Myofascial cupping is the application of plastic cups with vacuum suction to draw up the soft tissue and passively stretch tissue. This version of cupping differs from traditional Chinese medicine in that it is targeting the musculoskeletal system rather than the meridian systems and achieves suction via a vacuum pump as opposed to a naked flame.

Treatment begins with the application of emollient to the skin to allow for an easy glide over the skin. The cup is applied to the skin and the pressure within the cup is increased by suctioning out air so the skin and superficial muscle layer within the cup are drawn up.

This drawing method helps to create a separation between the layers of skin and soft tissue. Several cups can be applied at a time and can be left stationary or moved along the tissue.

There should be minimal pain during treatment and little to no bruising, although the skin can have temporary red rings from where the stationary cups were placed. The cups are cleaned after every use. Cupping is often used in conjunction with dry needling and massage.
Cupping applies a negative pressure to tissues, as opposed to massage which applies a positive pressure by pushing into the body.

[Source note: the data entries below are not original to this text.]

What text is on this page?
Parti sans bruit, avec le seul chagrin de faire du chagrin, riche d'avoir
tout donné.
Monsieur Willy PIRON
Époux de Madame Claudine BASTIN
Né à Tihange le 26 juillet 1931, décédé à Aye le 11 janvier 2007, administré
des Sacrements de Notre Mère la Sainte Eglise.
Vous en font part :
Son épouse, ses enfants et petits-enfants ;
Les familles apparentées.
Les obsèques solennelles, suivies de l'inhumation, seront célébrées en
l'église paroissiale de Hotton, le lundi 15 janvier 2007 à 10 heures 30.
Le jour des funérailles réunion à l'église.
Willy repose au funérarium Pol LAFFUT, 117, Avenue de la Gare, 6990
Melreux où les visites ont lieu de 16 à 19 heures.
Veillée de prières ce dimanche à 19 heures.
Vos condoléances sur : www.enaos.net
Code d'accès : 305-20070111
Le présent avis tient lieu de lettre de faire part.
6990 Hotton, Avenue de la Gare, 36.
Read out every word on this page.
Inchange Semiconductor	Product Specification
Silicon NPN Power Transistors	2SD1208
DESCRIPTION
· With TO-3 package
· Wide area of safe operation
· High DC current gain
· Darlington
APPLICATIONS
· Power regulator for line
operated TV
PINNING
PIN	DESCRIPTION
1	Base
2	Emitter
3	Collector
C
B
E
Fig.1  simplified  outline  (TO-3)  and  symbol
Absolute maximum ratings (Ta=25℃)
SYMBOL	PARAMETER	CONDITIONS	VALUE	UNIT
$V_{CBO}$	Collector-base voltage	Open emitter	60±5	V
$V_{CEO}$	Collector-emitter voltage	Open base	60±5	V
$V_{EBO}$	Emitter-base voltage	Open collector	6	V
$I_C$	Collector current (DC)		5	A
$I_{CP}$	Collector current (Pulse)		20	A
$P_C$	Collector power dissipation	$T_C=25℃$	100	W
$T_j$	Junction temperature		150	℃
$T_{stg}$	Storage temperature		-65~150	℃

By creating a negative pressure a passive stretch is applied to the tissue which aims to increase tissue range of motion, increase nutrient rich blood supply to the area and improves fluid movement.

Myofascial cupping is used for myofascial release, trigger point therapy, stretching muscles and fascia and in the acute phase of injury. Specific lower limb conditions that can benefit from cupping include plantar fasciitis and iliotibial band compression syndrome.